Navigation is just one example of “an attractive new mobile service that takes advantage of positioning technology,” says Fagerberg. Operators such as Vodafone and TeliaSonera have recently introduced products which turn mobile phones into GPS navigators, he noted, and “unlike other GPS navigation products, they feature dynamic map information that is downloaded directly from the wireless network. That enables users to view anything from the latest traffic updates to hotels and restaurants on the handset display.”
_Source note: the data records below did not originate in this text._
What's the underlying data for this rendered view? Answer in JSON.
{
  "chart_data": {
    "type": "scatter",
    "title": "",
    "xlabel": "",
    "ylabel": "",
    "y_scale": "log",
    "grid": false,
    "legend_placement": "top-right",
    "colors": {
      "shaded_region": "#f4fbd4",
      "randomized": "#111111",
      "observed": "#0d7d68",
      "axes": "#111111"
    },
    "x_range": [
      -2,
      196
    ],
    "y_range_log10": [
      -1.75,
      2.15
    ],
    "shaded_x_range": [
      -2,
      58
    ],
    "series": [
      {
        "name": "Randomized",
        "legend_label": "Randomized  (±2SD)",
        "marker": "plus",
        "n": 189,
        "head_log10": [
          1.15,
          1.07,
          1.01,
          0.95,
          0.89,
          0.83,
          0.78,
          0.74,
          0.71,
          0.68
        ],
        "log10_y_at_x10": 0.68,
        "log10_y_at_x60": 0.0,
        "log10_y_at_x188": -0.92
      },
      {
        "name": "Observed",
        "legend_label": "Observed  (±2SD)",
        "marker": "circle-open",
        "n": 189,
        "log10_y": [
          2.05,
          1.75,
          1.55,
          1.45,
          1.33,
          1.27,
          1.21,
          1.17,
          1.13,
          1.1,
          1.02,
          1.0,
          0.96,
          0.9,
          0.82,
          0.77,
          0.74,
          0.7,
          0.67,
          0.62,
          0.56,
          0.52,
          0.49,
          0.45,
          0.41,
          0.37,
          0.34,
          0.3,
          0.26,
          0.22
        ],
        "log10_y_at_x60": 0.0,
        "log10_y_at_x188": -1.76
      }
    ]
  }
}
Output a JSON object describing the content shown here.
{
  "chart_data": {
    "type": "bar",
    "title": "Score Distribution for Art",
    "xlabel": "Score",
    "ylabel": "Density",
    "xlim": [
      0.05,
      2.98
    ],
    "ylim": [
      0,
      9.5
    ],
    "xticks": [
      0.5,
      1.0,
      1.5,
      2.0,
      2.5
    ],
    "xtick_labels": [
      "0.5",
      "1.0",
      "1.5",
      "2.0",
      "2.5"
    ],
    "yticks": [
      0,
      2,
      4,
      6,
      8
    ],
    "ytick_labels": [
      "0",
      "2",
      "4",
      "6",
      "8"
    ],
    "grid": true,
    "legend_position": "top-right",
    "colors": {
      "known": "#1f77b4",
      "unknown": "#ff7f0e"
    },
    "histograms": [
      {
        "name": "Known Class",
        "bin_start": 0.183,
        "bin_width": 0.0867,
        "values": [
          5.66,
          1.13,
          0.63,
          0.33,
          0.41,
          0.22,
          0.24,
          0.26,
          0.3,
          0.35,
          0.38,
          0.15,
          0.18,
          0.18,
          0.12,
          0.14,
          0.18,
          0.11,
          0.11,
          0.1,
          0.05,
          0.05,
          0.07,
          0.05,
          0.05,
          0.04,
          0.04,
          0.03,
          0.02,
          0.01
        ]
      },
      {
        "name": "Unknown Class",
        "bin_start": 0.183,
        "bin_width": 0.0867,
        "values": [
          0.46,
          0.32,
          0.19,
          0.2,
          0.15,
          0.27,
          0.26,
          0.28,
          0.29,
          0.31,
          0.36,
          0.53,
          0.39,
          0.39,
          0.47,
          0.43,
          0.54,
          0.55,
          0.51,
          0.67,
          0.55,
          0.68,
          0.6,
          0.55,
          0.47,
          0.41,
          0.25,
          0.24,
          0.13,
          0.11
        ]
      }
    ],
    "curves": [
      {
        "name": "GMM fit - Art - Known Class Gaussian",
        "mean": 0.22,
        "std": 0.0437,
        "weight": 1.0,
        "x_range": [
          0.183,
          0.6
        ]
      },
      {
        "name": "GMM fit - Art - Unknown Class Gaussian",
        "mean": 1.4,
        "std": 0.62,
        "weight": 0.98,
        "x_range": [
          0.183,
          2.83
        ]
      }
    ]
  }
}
The corporate market is also very important for LBS, Fagerberg adds, insofar as a growing number of European businesses use asset, fleet and workforce management solutions in their daily operations. “By tracking the position of employees, vehicles or other movable assets using mobile phones, managers can improve efficiency as well as maintain a higher level of security,” he explains. “There have already been several cases where tracking of mobile phones have lead to the recovery of valuable cargo from stolen vehicles.”
Additional details are available in Berg's just-released report, “The Structure of the European LBS Market 2005.